The small point is that it would be better if Africa received private capital rather than foreign aid to supplement its own resources for investment. Everyone would agree with this in principle. If Africa were such an attractive destination for private capital that foreign aid was no longer needed (as is the case in many emerging markets), we would all celebrate. The problem is that Africa is not there yet. That’s why this is a small point.
The larger point is that the book claims foreign aid is largely wasted, and this is the part that has elicited the most criticism. People have pointed out that aid’s productivity has been increasing over time. But the fact is that Dambisa doesn’t need to claim that foreign aid is wasted in order to make the small point above. Even if aid is productive, it would be better if Africa received private capital flows because these require even higher returns.

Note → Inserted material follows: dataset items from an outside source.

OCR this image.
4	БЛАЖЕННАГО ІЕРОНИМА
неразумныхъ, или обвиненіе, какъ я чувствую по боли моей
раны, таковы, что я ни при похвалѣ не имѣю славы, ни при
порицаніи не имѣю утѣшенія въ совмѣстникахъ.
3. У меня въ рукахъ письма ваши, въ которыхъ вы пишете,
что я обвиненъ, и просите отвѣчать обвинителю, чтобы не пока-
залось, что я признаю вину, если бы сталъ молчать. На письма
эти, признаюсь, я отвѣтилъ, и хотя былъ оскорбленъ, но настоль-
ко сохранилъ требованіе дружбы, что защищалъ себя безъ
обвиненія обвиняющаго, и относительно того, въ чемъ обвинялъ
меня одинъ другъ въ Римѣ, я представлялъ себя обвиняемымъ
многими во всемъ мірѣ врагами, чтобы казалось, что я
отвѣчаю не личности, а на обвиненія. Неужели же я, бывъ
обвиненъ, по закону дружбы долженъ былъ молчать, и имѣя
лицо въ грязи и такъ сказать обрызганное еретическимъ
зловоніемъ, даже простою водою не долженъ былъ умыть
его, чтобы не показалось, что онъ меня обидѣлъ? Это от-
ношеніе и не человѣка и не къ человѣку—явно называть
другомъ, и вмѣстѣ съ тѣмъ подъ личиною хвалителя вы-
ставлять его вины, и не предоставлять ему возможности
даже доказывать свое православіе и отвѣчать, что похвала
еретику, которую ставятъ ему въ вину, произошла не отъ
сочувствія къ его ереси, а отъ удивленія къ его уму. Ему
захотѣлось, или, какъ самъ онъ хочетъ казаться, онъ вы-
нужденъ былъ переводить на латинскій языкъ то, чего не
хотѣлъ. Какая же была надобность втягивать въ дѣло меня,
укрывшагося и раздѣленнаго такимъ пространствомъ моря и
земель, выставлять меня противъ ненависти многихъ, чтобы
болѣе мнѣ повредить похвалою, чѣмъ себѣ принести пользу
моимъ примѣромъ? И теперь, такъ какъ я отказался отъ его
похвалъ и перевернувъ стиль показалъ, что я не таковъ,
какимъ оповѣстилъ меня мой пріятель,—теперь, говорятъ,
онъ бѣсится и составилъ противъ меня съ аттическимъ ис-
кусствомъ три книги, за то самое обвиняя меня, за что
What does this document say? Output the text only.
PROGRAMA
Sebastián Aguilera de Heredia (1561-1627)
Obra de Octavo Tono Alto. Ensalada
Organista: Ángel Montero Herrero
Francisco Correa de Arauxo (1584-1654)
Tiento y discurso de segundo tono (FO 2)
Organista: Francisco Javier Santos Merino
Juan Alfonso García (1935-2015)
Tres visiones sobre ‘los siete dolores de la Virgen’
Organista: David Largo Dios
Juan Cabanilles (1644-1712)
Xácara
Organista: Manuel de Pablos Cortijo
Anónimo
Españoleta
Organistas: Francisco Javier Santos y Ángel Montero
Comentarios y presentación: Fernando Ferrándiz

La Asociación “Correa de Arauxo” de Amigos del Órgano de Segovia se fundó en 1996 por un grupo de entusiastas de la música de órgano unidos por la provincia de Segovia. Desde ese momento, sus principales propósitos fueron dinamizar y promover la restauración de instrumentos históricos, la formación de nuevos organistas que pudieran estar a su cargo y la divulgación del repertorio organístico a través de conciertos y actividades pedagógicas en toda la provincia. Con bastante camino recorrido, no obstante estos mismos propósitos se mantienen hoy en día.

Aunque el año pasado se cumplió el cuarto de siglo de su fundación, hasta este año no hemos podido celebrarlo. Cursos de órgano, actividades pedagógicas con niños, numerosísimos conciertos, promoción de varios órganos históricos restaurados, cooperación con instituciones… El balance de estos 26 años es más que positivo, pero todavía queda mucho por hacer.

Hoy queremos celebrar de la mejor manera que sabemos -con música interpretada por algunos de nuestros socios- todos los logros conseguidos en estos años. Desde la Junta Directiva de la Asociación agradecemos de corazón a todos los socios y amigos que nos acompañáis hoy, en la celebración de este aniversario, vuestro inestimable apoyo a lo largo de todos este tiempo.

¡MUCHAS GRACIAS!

Nor is it necessary to claim aid is wasted to make the bigger (gargantuan) point in the book: that aid creates incentives so that recipient countries remain dependent on aid and never make the transition to private capital financing. This is not the case in general, but there may be circumstances under which it is. Jean-Paul Azam, Steve O’Connell and I have a paper  where we show that well-intentioned aid, even if it is productive, can lead to two equilibria: one with low aid and strong institutions (reminiscent of the East Asian countries), and the other with high aid and weak institutions (as in some African countries today). The intuition is that if there is learning-by-doing in raising tax revenues, then countries that receive aid to fill a fiscal gap may never “learn” how to raise domestic taxes. In our simple model (which we affectionately call the “ADO’C” model—say it with a French accent), one of the factors that determines which equilibrium you end up in is the quality of institutions at the outset—which may explain why the Asian countries were able to graduate from aid faster than some African countries have.